Distributed spam distraction DSD?
Distributed Spam Distraction or DSD is a type of malicious attack wherein cybercriminals through email inboxes with a number of spam emails reaching to a 100,000. These spam emails don’t contain malicious links, lingering ads, or false attachments, and random excerpts of text taken from books and websites. With its volume of these emails, deleting and blocking everything takes a lot of time. And these cybercriminals use different emails and IP addresses, so you and other victims can’t simply block a specific sender.
DSD Spam messages may seem harmless, the truth behind this scheme is to have victims’ attention away from what cybercriminals are doing behind the scenes — stealing and using personally identifiable information.
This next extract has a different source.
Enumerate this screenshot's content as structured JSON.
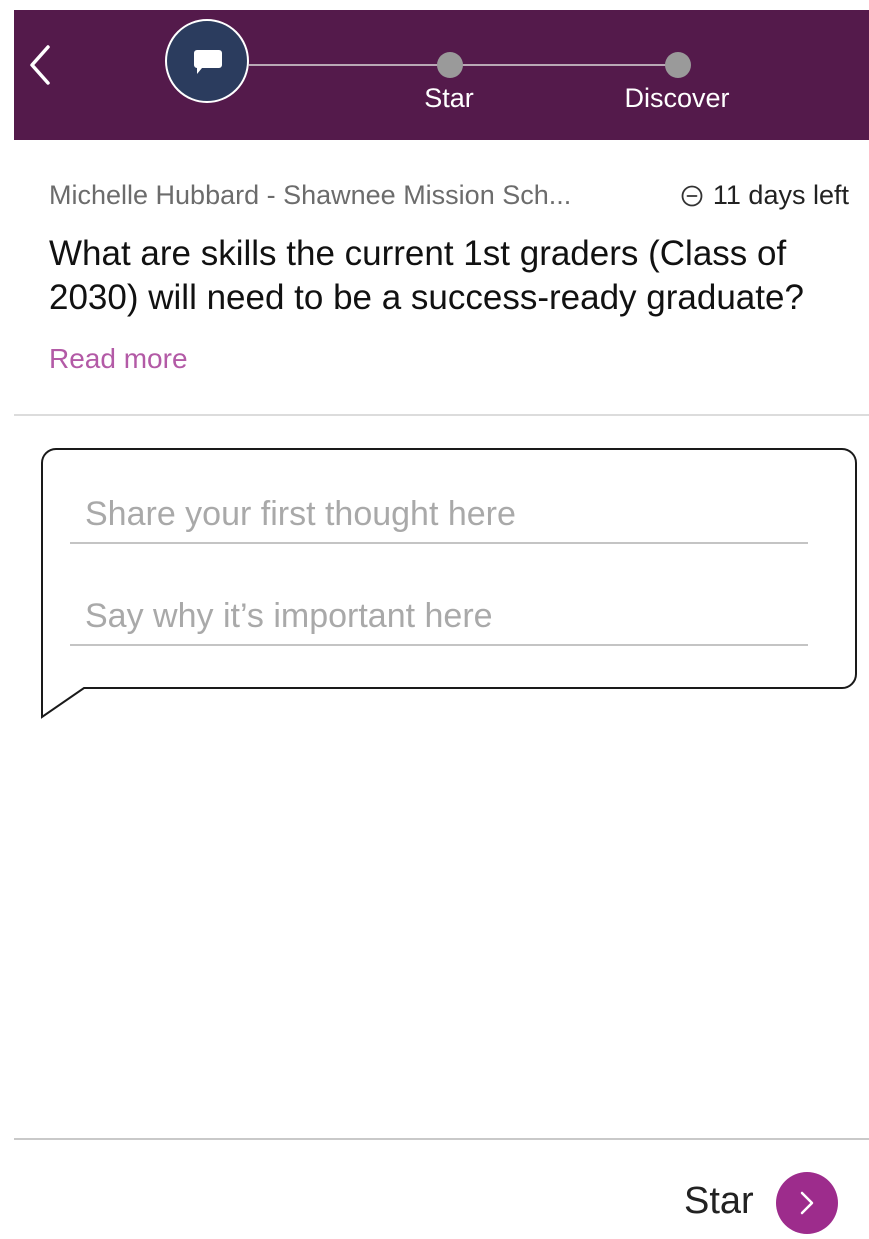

Stealing money from your bank account or making unauthorized purchases in your name. DSD attacks are the thousands of spam emails acting like a front that hides payment confirmation messages.
Distributed spam distraction DSD New tactics
Cybersecurity is now on the update to block these schemes and hackers have developed new DSD tactics. New reports show that instead of nonsensical emails, hackers are using software having targets sign up for thousands of free accounts and newsletters looking good acting as a cover with authentic messages. Allowing DSD blasts to slip past spam filters and texts used in traditional DSD attacks.
In the internet's dark web and cybercriminals pay for DSD services. Servers of a cost $40, cybercriminals can send out 100,000 spam emails to a specific target. Providing the hacker with the target’s name, email address, and credit card number — all of which available on the dark web.
How to protect yourself from DSD
DSD shows that your account has now been attacked by cybercriminals, receiving dozens of emails in rapid succession, contact your bank to cancel any unfamiliar transactions and change your passwords as soon as possible. Update your anti-spam software (or get one if you don’t have one) to protect your inbox from DSD attacks.
Cybercriminals use DSD attacks when they have the target’s email address and personal information, your accounts and identity must be well protected online. Regularly changing passwords and PINs, enabling multifactor authentication, setting up SMS and/or email alerts for whenever online purchases are made, and careful of sharing personal information with others.
DSD is just one of many cyber threats TARC is now updating its cybersecurity department located in Austin, TX. For expert cybersecurity advice on for your safety and security online, get in touch with our team of IT professionals.